Consultant's Actions

  1. Negotiated terms with bank lender for maintaining the credit facility for reasonable period of time for an assessment and a plan.
  2. Assessed the business operations and connectivity between the two divisions. 
  3. Assessed the production process flow, yields and metrics, conducted time and motion studies, reviewed labor productivity, safety, and particulars regarding recruiting and onboarding.
  4. Identified and implemented several changes to production that improved gross margin by increasing yields and increasing labor efficiency.
  5. Identified and implemented changes that improved safety, which resulted in reduced labor costs and reduced insurance costs.
  6. Identified and implemented changes in recruiting and onboarding which resulted in reduced labor costs in production, and increased productivity and satisfaction within the human resources department.
  7. Reviewed and validated the selling and bidding process; recommended modest changes to incentives for sales personnel.
  8. Identified and implemented changes with order flow and process flow that improved customer satisfaction. 
  9. Identified and implemented changes in managing working capital that improved cash flow.
  10. Developed detailed forecasting for monthly financials and weekly cash flow.


Outcome

  • Gross margin and profitability improved significantly. 
  • Financial and cash flow forecasts achieved their targets.
  • The company regained compliance with financial covenants within nine months.
  • The bank lender regained confidence with the company and the credit was moved back from the bank’s special assets group to the bank’s relationship team.

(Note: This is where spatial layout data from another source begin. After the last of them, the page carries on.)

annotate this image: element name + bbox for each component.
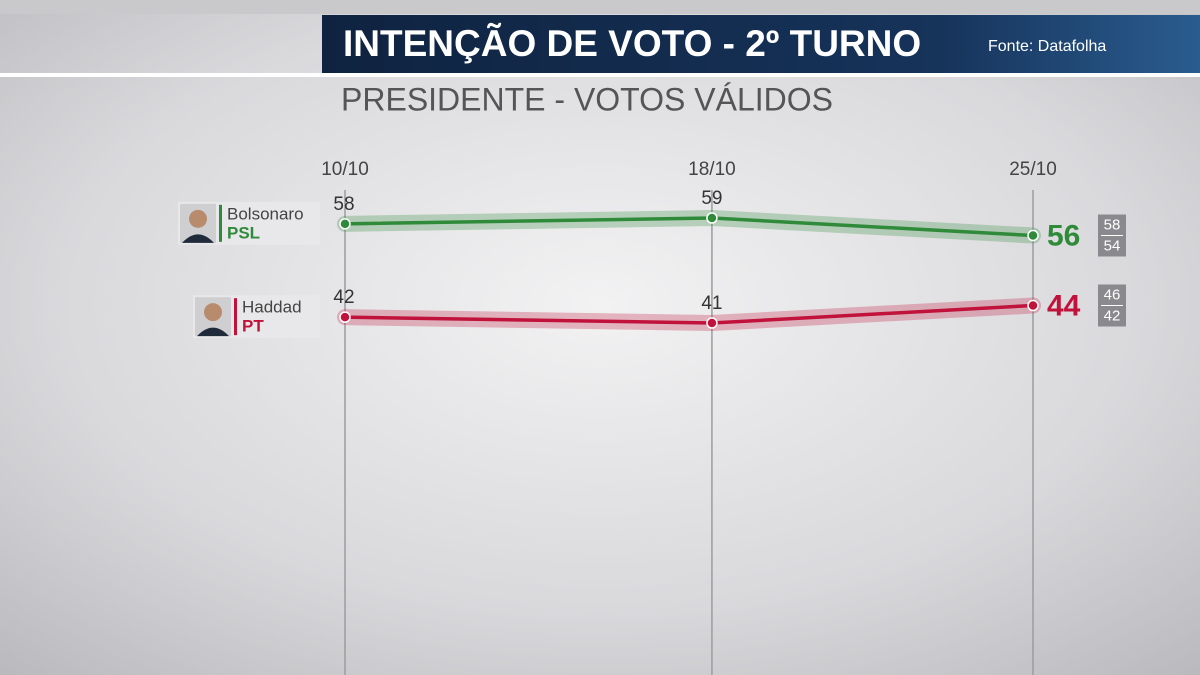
- value-label-final: 56: [1047, 219, 1080, 252]
- source: Fonte: Datafolha: [988, 38, 1106, 55]
- header-bar: [322, 15, 1200, 73]
- legend-swatch: [219, 204, 222, 242]
- subtitle: PRESIDENTE - VOTOS VÁLIDOS: [341, 81, 833, 117]
- margin-label: 54: [1104, 237, 1121, 254]
- point: [1027, 299, 1039, 312]
- point: [706, 212, 718, 224]
- legend-photo-body: [197, 327, 229, 337]
- value-label: 41: [701, 293, 722, 314]
- legend-photo-body: [182, 234, 214, 243]
- point: [339, 218, 351, 230]
- legend-photo-head: [189, 209, 207, 228]
- point: [706, 317, 718, 329]
- legend-swatch: [234, 298, 237, 336]
- value-label: 58: [333, 194, 354, 215]
- legend-name: Haddad: [242, 298, 302, 317]
- x-tick-label: 25/10: [1009, 159, 1057, 180]
- margin-label: 46: [1104, 286, 1121, 303]
- value-label: 42: [333, 287, 354, 308]
- value-label-final: 44: [1047, 289, 1081, 322]
- point: [339, 311, 351, 323]
- chart-title: INTENÇÃO DE VOTO - 2º TURNO: [343, 22, 921, 64]
- margin-label: 58: [1104, 216, 1121, 233]
- top-band: [0, 0, 1200, 14]
- legend-party: PSL: [227, 223, 260, 242]
- point: [1027, 229, 1039, 242]
- value-label: 59: [701, 188, 722, 209]
- legend-party: PT: [242, 317, 264, 336]
- legend-photo-head: [204, 303, 222, 322]
- header-rule: [0, 73, 1200, 77]
- x-tick-label: 18/10: [688, 159, 736, 180]
- legend-name: Bolsonaro: [227, 204, 304, 223]
- margin-label: 42: [1104, 307, 1121, 324]
- x-tick-label: 10/10: [321, 159, 369, 180]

Food Processing - Turnaround

Situation

  • Food distribution company acquired a processing facility; parent’s management had Distribution know-how, but minimal Production experience.
  • After one year of operation the processing facility was operating at significantly higher labor costs and generating lower Finished Goods yields than pre-acquisition projections.
  • Quality problems were creating additional costs and relationship problems for parent and its customers.
  • The facility was incurring significant financial losses each month which, consolidated, created challenges for the parent’s loan compliance. 
  • The lenders conditioned a forbearance on the company engaging a turnaround consultant.


Consultant's Actions

  1. Revised and corrected the bill of materials; established standard cost and yield targets. 
  2. Established KPI’s for hourly/shift/daily action-based analysis.
  3. Developed criteria to measure labor skills and conducted motion/time; adjusted process flow to adapt to variances in equipment’s mechanical capacity/speed and reduce motion.
  4. Synchronized start times of labor shifts and actively rebalanced workstations. 
  5. Discontinued production of high-cost, slow-moving, low/no-margin product; redeployed skilled production workers and maintenance’s efforts.
  6. Implemented improved Quality checks at Receiving, and additional quality testing throughout the processing.


Outcome

  • Direct Labor costs favorably reduced by >25% on a per unit FG basis.
  • Yields favorably improved by >7% on a per unit FG basis. 
  • Production costs favorably reduced to below pre-acquisition’s projections.
  • Obtained pathway for parent to regain compliance with credit facility.